The blues didn’t evolve in the rarefied atmosphere of festival stages and concert halls. The music was played on grocery store porches, at family hog slaughters, and inside neighborhood drinkhouses. It was local, and it was personal.
That’s why the place to be Sunday night was a New Orleans bar aptly called The Place to Be.
The Place to Be is located on a non-descript commercial strip on Claiborne Avenue in the city’s Central City neighborhood. An employee unlocked the front door to admit us, and once inside, we were immediately welcomed as if we were old friends in a family rec room. The ceilings were low; Christmas lights hung over the bar; and red light bulbs filled the ceiling-fan sockets. Several women dished out large places of ribs with red beans and rice—free to customers on Saints game days.
Sunday night’s gathering was a celebration of trombone player Doc Lewis’ birthday. A musician who played with James Brown’s band, Lewis (left) is now a fixture on the streets of the French Quarter. In keeping with local tradition, well-wishers pinned dollar bills onto Lewis’ shirt as he got ready to play an electrifying set. He was joined by some top-flight musicians, including blues guitarist John T. Lewis (below, red shirt), who has played with R&B legends like Jean Knight (“Mr. Big Stuff”) and Ernie K-Doe (“Mother-in-Law”); Robert “BJ” Harvey, the bass guitarist for Soul Queen Irma Thomas; keyboard player Jake Francis; and crooner extraordinaire C.P. Love (bottom photo), who has opened for the likes of B.B. King and whose voice filled the room with a tangible charge. When the drummer, Tokyo native Miyumi Shara, was introduced, a table full of women in Saints T-shirts shouted, “Sister!”

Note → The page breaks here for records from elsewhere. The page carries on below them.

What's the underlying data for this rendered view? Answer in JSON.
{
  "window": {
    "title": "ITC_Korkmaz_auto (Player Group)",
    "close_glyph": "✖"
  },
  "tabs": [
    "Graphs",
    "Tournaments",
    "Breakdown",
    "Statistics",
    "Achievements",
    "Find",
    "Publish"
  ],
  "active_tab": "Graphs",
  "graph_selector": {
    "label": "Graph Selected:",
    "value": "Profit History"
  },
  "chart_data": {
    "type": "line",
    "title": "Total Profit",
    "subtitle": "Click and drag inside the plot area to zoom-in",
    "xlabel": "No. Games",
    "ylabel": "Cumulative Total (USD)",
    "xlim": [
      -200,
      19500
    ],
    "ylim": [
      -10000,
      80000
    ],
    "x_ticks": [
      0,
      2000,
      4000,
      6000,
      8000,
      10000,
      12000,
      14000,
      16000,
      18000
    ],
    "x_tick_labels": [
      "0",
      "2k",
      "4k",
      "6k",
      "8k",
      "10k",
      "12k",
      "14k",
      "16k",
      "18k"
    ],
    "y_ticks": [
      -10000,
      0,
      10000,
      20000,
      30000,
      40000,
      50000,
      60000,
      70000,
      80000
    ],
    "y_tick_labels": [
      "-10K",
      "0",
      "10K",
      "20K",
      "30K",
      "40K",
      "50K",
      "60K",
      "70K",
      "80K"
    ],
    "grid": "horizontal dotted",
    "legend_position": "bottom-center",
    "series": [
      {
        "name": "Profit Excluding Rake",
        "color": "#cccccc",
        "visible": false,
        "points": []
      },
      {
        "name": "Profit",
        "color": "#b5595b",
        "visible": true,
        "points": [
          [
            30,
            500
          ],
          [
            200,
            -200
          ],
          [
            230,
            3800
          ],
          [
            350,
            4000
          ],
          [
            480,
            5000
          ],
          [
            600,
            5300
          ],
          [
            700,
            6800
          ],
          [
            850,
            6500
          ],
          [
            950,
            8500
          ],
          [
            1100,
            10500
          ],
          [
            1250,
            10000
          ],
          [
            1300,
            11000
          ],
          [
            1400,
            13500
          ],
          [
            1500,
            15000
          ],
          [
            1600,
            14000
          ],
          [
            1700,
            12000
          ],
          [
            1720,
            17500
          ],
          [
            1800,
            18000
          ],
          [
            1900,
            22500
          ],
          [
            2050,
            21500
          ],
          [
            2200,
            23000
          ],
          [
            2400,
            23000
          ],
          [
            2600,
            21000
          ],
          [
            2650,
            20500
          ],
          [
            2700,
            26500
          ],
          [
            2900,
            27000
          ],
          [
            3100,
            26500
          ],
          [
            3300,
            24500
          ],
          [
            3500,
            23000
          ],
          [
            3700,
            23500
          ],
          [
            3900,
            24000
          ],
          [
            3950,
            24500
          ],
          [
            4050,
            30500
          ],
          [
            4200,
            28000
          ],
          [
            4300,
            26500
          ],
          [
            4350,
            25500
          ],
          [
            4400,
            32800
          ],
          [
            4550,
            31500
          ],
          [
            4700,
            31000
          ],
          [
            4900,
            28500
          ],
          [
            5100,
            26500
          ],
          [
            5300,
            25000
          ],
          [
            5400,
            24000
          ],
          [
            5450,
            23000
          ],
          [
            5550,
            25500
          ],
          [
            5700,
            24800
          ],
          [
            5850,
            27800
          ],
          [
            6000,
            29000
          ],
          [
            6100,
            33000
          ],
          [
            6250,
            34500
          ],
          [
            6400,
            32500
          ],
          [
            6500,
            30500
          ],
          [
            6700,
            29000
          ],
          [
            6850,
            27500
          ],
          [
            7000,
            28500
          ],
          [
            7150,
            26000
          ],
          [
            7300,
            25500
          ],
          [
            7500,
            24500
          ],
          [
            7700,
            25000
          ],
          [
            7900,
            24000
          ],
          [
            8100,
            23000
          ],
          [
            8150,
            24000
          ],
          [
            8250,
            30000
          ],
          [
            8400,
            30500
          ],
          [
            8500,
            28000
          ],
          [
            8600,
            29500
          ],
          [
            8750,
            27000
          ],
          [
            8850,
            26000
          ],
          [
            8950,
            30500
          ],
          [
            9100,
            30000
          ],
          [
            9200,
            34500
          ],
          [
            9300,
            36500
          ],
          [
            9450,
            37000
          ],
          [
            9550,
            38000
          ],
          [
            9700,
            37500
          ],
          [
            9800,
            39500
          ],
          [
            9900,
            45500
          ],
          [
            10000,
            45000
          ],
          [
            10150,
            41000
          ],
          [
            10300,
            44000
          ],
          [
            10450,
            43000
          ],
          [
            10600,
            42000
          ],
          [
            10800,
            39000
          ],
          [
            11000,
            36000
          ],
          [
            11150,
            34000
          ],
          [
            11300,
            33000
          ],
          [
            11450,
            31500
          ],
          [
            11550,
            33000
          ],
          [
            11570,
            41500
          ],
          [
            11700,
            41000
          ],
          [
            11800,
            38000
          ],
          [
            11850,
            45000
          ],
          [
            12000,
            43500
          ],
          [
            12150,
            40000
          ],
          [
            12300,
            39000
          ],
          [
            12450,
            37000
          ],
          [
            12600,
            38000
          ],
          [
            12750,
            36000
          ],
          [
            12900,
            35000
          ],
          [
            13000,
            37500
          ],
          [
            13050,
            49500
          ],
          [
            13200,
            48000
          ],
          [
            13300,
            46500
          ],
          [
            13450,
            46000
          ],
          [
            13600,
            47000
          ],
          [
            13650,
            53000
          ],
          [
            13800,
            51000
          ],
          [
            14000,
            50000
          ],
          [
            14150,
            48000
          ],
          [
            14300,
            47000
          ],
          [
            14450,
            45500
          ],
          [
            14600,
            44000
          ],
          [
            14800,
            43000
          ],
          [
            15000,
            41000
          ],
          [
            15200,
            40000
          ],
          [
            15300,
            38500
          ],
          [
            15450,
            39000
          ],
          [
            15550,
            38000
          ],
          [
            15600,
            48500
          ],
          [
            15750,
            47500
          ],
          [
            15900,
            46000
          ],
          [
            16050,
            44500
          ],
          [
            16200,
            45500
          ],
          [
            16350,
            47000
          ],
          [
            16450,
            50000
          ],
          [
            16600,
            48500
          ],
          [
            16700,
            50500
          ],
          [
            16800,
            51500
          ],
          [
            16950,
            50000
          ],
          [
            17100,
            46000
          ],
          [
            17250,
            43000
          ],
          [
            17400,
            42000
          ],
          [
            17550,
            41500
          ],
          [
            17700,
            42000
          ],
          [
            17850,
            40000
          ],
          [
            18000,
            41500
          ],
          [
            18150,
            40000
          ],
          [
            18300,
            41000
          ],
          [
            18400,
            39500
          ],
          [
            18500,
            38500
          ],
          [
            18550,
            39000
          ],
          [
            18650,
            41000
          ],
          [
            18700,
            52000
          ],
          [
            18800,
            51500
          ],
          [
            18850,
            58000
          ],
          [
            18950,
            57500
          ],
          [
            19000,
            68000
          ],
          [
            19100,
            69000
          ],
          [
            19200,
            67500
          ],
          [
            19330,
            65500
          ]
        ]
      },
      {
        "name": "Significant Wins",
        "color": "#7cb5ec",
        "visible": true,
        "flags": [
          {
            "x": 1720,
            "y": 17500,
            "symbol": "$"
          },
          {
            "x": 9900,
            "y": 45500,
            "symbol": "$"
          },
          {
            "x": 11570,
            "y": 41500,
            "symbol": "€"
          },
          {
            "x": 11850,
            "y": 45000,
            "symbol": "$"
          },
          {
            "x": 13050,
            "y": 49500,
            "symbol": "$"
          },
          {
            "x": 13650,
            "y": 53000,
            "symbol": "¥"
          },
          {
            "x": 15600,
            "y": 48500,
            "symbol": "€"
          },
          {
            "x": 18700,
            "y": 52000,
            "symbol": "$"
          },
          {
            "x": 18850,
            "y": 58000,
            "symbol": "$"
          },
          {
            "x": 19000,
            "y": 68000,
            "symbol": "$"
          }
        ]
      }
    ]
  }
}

This was a bar full of friends celebrating the birthday of one of their own, and the music sizzled with an emotional intensity born of that intimacy. Customers leaned into the musicians to whisper requests; they danced at their tables; they threw their heads back in laughter as Doc Lewis wove this way through the bar playing his trombone in the faces of his loved ones. They traded good-natured banter with the trombonist about how many weeks one properly celebrates a birthday. A bartender recruited several patrons to carry in even more food from a waiting car. A big screen in back broadcast a series of sporting events, but no one paid attention. The party was up front.
Two days later, John T. Lewis told us that The Place to Be reminds him of the bars he started playing thirty years ago. “If you could imagine: Smoke-filled room. You walk in there, man, and you know it’s going to be great because of the excitement in the air and the anticipation of the audience. I would actually look for a particular type of place that had a certain smell. It’s the aroma of what was about to happen.” What was that smell? we asked him. “It was spitoons,” he said. “And liquor. Old spilled liquor on the bars and beer and cigars. And smoke. And stuff.”
“We would play in those places until our fingers bled,” he said. “We didn’t want to leave.”
We would not have discovered The Place to Be if not for our scheduled interview with John T. Lewis. The gig was not listed in the WWOZ community calendar or the alternative newspaper Gambit. New Orleans has fewer of these neighborhood bars than it used to, where neighbors could gather to hear blues and R&B in a true community environment. But they’re still out there, providing as authentic a blues experience as one could imagine in the Crescent City.